Świat Gier Komputerowych
- Categories: Video gaming magazine
- Circulation: 50,000
- First issue: 14 December 1992; 33 years ago
- Final issue: July 2003
- Country: Poland
- ISSN: 1230-8773

= Świat Gier Komputerowych =

Polish video game magazine

Świat Gier Komputerowych (English: Computer Games World) was a Polish video gaming magazine published from 1992 to 2003.

== History ==
Its first issue was released on 14 December 1992 as an addition to the Amiga magazine Amigowiec (deemed the 8-page 0th issue). The permanent editorial team consisted of about 15 people. The first editor-in-chief was Mirosław Domosud, later replaced by Piotr Pieńkowski, who held this position until the paper was discontinued.
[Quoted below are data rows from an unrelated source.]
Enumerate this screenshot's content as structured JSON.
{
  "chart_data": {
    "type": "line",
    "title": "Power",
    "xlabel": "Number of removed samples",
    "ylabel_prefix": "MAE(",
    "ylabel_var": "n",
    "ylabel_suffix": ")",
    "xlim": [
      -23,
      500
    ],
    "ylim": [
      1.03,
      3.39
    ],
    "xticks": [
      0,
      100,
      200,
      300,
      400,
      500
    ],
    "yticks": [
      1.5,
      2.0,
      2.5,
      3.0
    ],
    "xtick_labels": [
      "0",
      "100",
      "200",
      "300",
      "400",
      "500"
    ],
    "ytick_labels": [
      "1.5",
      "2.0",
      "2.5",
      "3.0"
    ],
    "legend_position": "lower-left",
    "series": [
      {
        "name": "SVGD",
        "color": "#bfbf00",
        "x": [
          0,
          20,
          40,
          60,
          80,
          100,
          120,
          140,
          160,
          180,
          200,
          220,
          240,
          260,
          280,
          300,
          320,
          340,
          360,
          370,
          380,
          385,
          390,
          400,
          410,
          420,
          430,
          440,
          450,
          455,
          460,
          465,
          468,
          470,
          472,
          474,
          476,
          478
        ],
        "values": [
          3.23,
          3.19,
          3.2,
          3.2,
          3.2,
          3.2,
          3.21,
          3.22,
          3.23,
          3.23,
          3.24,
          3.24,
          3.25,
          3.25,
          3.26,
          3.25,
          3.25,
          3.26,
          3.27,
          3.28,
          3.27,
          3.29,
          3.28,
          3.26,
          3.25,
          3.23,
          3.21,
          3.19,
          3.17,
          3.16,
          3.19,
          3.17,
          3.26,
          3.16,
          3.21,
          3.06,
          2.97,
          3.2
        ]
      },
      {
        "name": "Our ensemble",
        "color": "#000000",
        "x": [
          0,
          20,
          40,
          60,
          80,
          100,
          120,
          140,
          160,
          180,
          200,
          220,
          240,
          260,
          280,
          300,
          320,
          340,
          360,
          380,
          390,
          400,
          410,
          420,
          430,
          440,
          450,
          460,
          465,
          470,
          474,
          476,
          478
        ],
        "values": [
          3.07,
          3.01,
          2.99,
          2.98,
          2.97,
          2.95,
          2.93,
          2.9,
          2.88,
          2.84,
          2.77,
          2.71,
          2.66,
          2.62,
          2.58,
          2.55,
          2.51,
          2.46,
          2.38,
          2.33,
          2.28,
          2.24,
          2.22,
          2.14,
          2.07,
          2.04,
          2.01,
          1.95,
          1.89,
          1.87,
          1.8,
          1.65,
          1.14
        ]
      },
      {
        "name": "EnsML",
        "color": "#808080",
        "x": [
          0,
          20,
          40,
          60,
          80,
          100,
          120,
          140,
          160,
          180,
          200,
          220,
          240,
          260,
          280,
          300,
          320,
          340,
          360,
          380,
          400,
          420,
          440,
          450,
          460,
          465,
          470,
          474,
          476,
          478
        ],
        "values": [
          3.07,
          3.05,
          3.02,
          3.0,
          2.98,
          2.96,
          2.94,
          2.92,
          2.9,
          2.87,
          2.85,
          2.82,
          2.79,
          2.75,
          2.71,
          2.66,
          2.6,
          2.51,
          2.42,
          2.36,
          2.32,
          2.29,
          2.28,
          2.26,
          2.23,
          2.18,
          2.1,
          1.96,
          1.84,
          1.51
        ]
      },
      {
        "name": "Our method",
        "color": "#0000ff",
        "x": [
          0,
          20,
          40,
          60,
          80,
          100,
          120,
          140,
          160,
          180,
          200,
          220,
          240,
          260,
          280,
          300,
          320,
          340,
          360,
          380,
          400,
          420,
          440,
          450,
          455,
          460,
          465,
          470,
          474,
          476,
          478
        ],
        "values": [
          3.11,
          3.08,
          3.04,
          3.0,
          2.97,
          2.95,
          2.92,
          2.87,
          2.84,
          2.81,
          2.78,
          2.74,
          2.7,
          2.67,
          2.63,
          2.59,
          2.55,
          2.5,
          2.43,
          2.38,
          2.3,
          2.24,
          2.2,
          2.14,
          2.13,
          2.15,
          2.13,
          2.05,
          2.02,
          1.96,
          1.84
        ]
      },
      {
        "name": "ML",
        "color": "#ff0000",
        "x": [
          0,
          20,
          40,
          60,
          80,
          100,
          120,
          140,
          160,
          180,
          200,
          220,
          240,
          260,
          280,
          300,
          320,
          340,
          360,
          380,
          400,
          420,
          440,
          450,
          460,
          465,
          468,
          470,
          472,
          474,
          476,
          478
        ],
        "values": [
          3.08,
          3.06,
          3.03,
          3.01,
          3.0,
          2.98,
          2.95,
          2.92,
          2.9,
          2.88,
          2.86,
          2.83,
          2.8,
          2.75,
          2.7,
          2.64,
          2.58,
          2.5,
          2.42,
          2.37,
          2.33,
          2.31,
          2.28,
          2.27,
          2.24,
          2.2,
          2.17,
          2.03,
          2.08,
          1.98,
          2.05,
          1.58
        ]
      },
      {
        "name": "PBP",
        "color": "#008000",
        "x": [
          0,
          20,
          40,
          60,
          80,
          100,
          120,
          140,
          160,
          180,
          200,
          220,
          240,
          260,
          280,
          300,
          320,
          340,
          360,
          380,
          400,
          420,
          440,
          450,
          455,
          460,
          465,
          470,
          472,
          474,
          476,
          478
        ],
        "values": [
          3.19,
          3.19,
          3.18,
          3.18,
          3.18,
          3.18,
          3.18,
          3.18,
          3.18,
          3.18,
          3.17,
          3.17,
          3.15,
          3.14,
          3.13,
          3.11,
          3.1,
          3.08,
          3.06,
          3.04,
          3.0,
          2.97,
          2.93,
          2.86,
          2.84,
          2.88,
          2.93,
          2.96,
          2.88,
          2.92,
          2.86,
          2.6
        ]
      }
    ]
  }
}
After the first dozen or so issues it developed a distinct identity in the Polish marked, and was intended mainly for older players, written in a more formal style than competitors such as Top Secret and CD-Action. In February 1997, the 50th issue was issued, while April 2001 saw the hundredth issue be published. The magazine celebrated its tenth anniversary in February 2003, being the first such magazine on the Polish market to reach this milestone. The last issue appeared in July 2003 as a double. The decision was due to the unsatisfactory sales of the magazine, around 50,000 copies per month. After its dissolution, an attempt was made to revive the paper as Nowy Świat Gier Komputerowych, however this only lasted for two months due to a trademark challenge.